PHILIPSBURG--The St. Maarten Communications Union (SMCU) is taking management of the TelEm Group to court over a dispute concerning the payment of the cost-of-living adjustment in 2006. The court case is set for February 26.

President Director of the TelEm Group Edward Benjamin said that as far as he was aware, the company had paid out the cost-of-living adjustment for 2006 according to procedures. However, he couldn’t say what percentage had been paid to the workers. He said too that he hadn’t yet received any notification of the court case.

SMCU President Ludson Evers said the dispute involved the percentage to be paid to the workers. He said TelEm was disputing the 2.3 per cent cost-of-living adjustment indicated by the Central Bureau of Statistics (CBS). The company claims the cost-of-living adjustment for 2006 was 0.3 per cent and is only willing to pay the lower amount to its workers.

The union also will be asking management to pay its attorney’s fees, court and other associated costs incurred from the case. “We have an agreement with the company in the Collective Labour Agreement that any time the cost-of-living adjustment is over two per cent and not exceeding six per cent, the adjustment will be paid to the employee,” Evers said.

He said this had been an issue of concern for some time already. He said management had refused to adhere to the CLA agreement and had sent out a letter to the employees last year maintaining that the cost-of-living adjustment was just 0.3 per cent, which had “created controversy.”

SMCU will be represented by lawyer Denicio Bryson. “It’s a pity that it has to go so far. We have been trying to work along with the company, but the union is not stupid,” Evers said.

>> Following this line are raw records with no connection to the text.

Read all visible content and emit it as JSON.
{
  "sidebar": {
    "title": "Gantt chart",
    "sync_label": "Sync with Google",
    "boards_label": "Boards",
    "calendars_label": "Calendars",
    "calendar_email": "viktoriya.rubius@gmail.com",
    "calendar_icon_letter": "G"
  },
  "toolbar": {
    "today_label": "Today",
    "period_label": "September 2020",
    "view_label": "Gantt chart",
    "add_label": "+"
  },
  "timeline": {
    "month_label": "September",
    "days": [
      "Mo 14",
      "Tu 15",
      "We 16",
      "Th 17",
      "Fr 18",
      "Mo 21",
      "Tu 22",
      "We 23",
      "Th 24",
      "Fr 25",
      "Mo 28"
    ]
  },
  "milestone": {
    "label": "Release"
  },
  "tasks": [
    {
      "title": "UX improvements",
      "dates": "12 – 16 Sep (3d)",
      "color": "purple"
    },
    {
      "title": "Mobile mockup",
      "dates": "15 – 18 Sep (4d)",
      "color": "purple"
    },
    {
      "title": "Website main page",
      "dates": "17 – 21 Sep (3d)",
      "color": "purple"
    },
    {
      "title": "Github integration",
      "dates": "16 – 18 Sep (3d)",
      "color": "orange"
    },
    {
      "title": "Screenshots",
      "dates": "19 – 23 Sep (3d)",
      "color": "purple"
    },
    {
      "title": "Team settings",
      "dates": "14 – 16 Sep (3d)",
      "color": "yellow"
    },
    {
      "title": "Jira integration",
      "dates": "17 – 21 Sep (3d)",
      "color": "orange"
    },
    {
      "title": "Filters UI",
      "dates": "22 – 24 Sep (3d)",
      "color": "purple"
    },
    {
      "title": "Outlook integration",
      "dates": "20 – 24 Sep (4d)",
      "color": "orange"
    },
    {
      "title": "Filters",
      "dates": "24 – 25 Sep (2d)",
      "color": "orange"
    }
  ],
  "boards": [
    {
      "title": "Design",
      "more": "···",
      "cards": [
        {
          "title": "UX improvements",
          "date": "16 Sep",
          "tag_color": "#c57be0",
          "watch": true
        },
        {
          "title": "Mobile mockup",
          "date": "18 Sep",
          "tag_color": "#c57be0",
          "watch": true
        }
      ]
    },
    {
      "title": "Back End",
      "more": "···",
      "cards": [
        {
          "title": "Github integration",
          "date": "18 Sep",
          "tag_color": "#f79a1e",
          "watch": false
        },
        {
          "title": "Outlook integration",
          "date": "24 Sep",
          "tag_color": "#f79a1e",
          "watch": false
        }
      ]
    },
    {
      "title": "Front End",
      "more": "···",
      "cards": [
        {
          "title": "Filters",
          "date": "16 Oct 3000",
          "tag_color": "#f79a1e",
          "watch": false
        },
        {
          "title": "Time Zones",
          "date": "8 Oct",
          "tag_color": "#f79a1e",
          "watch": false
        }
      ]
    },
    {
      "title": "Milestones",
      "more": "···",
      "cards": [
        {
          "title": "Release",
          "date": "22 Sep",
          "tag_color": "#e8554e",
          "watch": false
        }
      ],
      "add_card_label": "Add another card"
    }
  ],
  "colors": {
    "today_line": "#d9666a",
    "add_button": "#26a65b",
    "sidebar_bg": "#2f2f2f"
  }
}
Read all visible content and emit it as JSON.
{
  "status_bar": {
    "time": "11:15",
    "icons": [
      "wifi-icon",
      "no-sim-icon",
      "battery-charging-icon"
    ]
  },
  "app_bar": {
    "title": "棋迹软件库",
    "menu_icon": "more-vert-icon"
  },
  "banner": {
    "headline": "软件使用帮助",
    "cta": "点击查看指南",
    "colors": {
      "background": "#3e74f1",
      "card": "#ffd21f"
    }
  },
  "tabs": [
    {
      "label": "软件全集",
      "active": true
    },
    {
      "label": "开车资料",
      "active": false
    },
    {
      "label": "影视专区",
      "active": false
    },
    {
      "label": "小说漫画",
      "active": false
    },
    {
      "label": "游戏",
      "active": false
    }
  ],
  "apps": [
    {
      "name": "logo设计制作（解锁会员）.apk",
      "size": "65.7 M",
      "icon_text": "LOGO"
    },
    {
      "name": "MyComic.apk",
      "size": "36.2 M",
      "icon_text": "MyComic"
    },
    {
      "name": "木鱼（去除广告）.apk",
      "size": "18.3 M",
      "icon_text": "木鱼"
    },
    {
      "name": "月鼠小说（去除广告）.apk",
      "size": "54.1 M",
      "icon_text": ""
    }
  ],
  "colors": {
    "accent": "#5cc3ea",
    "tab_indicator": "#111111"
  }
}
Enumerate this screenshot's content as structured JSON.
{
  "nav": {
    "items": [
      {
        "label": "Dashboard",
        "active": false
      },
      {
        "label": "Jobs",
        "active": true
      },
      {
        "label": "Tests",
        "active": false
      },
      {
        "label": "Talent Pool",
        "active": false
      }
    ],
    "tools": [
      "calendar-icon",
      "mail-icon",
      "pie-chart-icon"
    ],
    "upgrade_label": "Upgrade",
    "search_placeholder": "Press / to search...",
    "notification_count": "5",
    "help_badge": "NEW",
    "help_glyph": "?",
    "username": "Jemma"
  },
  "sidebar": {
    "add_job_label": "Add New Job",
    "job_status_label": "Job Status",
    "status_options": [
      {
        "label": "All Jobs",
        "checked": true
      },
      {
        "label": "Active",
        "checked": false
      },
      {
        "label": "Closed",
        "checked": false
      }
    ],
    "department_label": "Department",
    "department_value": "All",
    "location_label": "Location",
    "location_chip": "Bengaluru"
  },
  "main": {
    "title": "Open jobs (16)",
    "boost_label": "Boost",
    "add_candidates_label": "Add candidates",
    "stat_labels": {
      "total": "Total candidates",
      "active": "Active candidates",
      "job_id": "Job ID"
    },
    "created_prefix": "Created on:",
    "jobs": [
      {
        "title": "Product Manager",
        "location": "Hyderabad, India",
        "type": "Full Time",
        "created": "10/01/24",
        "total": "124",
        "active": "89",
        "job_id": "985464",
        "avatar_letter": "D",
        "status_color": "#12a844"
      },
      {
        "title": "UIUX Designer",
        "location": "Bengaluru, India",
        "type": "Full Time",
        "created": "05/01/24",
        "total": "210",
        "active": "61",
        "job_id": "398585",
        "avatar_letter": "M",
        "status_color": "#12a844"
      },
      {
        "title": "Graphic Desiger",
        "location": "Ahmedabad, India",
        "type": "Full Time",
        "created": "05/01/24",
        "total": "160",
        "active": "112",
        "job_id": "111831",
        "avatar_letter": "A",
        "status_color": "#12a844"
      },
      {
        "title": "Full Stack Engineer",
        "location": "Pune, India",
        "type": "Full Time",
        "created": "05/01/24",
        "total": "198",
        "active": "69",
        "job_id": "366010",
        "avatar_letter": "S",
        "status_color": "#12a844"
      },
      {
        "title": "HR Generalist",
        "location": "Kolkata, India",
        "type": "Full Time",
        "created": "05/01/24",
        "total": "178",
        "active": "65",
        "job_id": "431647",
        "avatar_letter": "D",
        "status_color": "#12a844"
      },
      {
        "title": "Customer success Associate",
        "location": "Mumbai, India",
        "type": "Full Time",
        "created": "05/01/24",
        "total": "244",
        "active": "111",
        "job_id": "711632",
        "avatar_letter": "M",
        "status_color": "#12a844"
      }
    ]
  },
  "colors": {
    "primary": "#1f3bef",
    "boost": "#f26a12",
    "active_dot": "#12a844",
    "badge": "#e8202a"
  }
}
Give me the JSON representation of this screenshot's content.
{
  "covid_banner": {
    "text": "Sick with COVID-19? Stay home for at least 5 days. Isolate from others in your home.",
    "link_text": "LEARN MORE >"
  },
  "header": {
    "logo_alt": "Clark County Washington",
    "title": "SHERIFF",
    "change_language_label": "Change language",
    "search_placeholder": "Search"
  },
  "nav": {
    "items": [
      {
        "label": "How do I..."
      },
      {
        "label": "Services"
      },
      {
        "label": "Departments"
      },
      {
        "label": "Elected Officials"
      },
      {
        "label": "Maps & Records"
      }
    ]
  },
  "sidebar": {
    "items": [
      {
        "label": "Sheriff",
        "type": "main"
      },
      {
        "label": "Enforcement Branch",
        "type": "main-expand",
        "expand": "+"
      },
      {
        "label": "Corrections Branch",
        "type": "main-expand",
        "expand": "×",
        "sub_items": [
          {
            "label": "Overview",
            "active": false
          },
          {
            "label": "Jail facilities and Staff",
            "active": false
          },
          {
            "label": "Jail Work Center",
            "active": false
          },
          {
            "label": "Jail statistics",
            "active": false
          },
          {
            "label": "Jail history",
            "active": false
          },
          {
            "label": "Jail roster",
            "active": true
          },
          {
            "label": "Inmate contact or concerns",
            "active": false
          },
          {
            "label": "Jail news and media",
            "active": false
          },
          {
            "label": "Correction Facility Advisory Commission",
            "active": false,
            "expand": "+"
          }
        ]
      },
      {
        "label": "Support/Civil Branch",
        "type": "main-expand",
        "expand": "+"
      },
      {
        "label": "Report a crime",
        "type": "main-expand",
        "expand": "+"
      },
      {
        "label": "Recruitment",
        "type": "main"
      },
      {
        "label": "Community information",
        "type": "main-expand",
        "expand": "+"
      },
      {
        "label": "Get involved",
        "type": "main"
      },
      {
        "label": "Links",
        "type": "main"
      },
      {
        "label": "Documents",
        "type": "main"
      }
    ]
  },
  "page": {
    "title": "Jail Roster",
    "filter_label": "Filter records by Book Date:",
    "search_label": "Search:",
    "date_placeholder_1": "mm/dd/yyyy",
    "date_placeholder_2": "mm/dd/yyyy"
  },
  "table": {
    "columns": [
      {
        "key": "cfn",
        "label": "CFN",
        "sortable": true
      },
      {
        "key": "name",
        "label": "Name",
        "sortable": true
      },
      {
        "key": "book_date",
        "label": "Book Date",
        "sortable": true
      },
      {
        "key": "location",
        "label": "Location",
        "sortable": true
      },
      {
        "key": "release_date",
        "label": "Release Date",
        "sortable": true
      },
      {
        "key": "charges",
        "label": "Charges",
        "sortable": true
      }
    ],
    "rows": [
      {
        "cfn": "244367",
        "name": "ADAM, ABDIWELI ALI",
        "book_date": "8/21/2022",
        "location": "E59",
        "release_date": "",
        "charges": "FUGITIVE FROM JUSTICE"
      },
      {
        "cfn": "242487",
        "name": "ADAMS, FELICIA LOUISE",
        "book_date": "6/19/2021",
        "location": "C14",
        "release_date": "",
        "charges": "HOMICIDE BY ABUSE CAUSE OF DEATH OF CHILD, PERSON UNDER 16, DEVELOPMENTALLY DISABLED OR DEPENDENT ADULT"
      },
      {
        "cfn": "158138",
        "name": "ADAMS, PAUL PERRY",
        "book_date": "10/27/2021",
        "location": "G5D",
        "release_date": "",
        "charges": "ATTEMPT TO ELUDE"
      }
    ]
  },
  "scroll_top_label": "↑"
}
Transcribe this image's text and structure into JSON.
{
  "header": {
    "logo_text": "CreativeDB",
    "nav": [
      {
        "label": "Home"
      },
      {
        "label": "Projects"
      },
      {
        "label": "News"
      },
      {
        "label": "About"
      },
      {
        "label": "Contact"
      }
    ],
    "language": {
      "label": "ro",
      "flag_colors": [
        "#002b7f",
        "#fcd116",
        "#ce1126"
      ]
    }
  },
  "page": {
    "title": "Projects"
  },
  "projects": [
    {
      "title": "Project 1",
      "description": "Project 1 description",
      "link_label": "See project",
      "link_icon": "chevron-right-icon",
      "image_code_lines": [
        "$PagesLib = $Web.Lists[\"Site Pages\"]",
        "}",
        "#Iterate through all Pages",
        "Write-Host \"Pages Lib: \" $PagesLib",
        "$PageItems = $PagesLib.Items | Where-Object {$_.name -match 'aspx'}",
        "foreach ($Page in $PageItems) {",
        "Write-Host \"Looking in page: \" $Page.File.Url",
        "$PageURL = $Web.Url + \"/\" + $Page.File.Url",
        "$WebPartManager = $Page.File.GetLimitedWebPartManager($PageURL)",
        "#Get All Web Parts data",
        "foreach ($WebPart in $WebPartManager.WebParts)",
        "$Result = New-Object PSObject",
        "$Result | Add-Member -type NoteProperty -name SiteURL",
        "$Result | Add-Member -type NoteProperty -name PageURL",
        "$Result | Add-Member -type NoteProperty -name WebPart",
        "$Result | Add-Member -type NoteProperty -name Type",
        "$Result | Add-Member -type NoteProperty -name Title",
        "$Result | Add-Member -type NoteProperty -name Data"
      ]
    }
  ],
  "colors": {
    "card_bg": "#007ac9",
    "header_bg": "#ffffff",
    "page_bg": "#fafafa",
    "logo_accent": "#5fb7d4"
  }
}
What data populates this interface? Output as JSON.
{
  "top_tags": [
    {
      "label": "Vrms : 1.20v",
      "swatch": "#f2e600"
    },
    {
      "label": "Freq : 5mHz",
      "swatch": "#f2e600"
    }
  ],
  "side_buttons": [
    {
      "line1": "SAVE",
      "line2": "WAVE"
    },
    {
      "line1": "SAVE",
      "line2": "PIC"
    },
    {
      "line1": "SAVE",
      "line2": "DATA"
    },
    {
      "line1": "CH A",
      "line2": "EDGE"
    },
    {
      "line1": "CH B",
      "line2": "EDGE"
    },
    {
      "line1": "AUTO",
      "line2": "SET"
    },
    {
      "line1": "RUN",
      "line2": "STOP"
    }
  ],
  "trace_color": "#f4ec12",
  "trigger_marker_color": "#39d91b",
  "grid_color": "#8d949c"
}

The union will also be sending a letter to the Board of Directors requesting a meeting to discuss the financial report of 2006. The union had earlier questioned management’s decision to send the union an unsigned financial statement that was not on the company’s official letterhead.

“We are not accepting the financial report without the company’s heading and that has no signature. If the board can’t give us the financial report we will take them to court also because we will no longer sit and discuss (in vain).”

Regarding the court case, Benjamin said, “I heard about it via the press.” Asked whether the news of the court action had come as a surprise he said: “With this union, nothing is a surprise.”